Jesus never talked about original sin. Which is why Quakers don’t usually believe in it.
But if you believe in original sin, you start to worry about what’s going to happen if you have a baby who dies before they can be baptized. Up until pretty recently, there was a whole lot of infant mortality, and families were terrified that their child wouldn’t go to heaven if they didn’t get baptized when they were a few days old.
It all gets really tangled up sometimes.
For many Christians, being baptized is the greatest moment of their entire lives. That’s OK. No one wants to take that away from them.
But for other people, it’s more like a social thing. It’s like graduating from school, or getting your driver’s license, or something like that. For some people, there’s no real awareness of sin, and no real change in their heart, mind or way of life. They just go on after they’re baptized and do whatever else they were doing.
One of my teachers once told our class, that a really important question is, “What do people need to be saved from?” The way people answer this, he said, says a lot about the way they understand things.
In a group like this, most people don’t need to be saved from dancing naked around a gold statue of some pagan god. At least, I hope not.
But people need to be saved from all kinds of things which destroy lives.
There are uncounted millions of people who need to be saved from drinking, gambling, drugs or other self-destructive behavior. They may not be bad people, but by any worthwhile definition, they need to be saved.
There are people who need to be saved from committing violence. And there are people who need to be saved from receiving violence, or tolerating violence.
There are people who need to be saved from laziness, greed or a desire for power.
I know plenty of people who need to be saved from thinking and acting as though they’re better than everyone else. A lot of us need to be saved from being judgmental. That’s actually something Jesus talked about.
People need to be saved from dishonesty, from telling lies, from evading the truth or denying the truth. We are at an epidemic level of lies and fake news today, and it’s destroying us.
We all need to be saved from destroying God’s beautiful world, with all the amazing and incredible life that God created. We are polluting God’s world, setting fire to God’s world, making it likely that our own children will suffer because of the things we’re doing today.
So, “What do we need to be saved from?” is a really important question. It’s way more important that whatever tradition of baptism your church or my church happens to have.
You know the old saying, “If I don’t know what’s wrong, I can’t fix it”? If we don’t know what’s wrong with us, if we don’t change our lives, baptism isn’t going to help.

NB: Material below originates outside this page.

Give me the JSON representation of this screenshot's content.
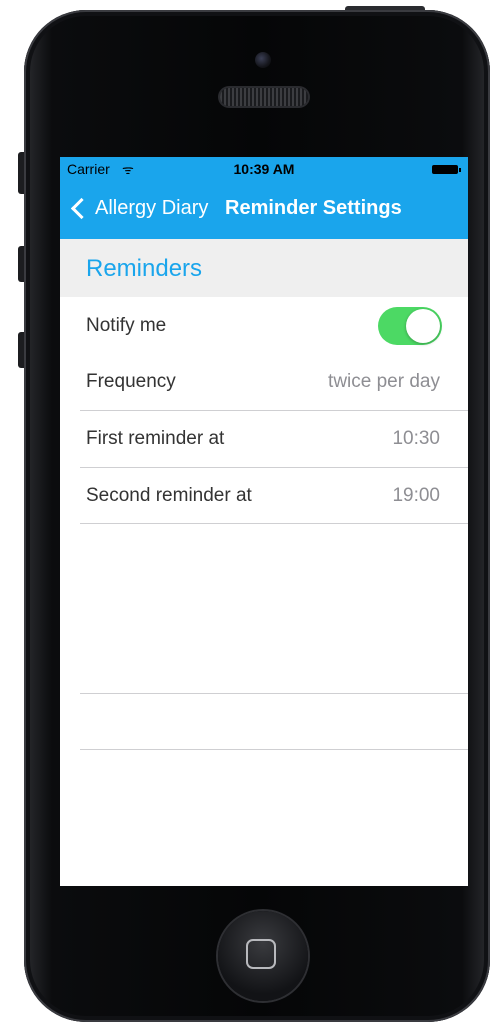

Quakers have always said – for close to 400 years now – that changing our lives is what matters, not whatever religious ritual people do or don’t do. For 400 years, Quakers have said, “You all can argue about baptism all you want. But we’re not going to be a dog in that fight.”
We don’t believe that baptism gets people into heaven. It’s an outward symbol, and to some people it may be deeply meaningful. But Quakers believe it’s the inward reality that matters. It’s the change in mind, heart and daily life that shows that we’re trying to live in God’s kingdom, already.
And we’re not going to tell you, what you have to do to be saved. That’s between you, and your soul. It’s between you, and Jesus.
Many years ago, Paul had the same argument with almost every church he started. For thousands of years – no exaggeration! – if you wanted to become a Jew, you had to be circumcised.
People believed it was God’s will. It was God’s commandment, going all the way back to Abraham. No exceptions — every man and boy had to be circumcised.
That seems kind of weird to me. For one thing, it feels like it ignores half the human race. It’s like, religion is only for men.
But then along comes the Christian movement, and people said, “If you want to be a Christian, you have to be a Jew first. So, all Christians have to be circumcised!”
And Paul said – and this made him really unpopular, many people wanted to stone him to death, Paul risked his life for religious freedom – Paul said, “Real circumcision is something that happens in the heart, not in the flesh. We’re not tied down by the old laws here. There’s only the new law, to love one another. Whoever loves their neighbor, has fulfilled the whole law. They’ve done everything that God requires.”
Paul said that Christians who were circumcised were on the same level as people who weren’t circumcised. They could eat together, and be in fellowship together.
Paul’s message – and as I said, it nearly got him killed, more than once, by religious fanatics who thought they were being loyal to God – Paul’s message opened the door for the church to grow.
None of us would be here today, if it weren’t for Paul. He was circumcised at birth, and he always remained faithful to the Jewish laws he’d been brought up with. But he opened the door for people like you and me. And that’s something that’s always worth remembering.
Paul got it right when it came to circumcision. Paul may have gotten it wrong when it came to baptism.
Paul made the point, that he himself hardly ever baptized anyone. He said he’d only baptized a couple of people in his whole career. But he still felt it was essential.
Quakers are kind of out on the fringe where baptism is concerned. There are two or three other churches which feel the same way as we do.
Quakers got started right in the middle of a civil war in England, when Catholics and Protestants fought to death on battlefields, because of their different ideas about religion.
Quakers said, “Whoa! We’re not going to take part in this bloodshed. Whatever baptism means, it doesn’t mean killing people.”
So we stepped back, completely. And we came up with our own understanding of baptism, which is grounded in the gospel, which makes sense to us, and which demands much more of us.
We accept people who are baptized, and people who aren’t baptized. We don’t baptize children, and we don’t baptize adults, either. We believe it’s a matter of the spirit, not water.
Now you can explain it to anyone else.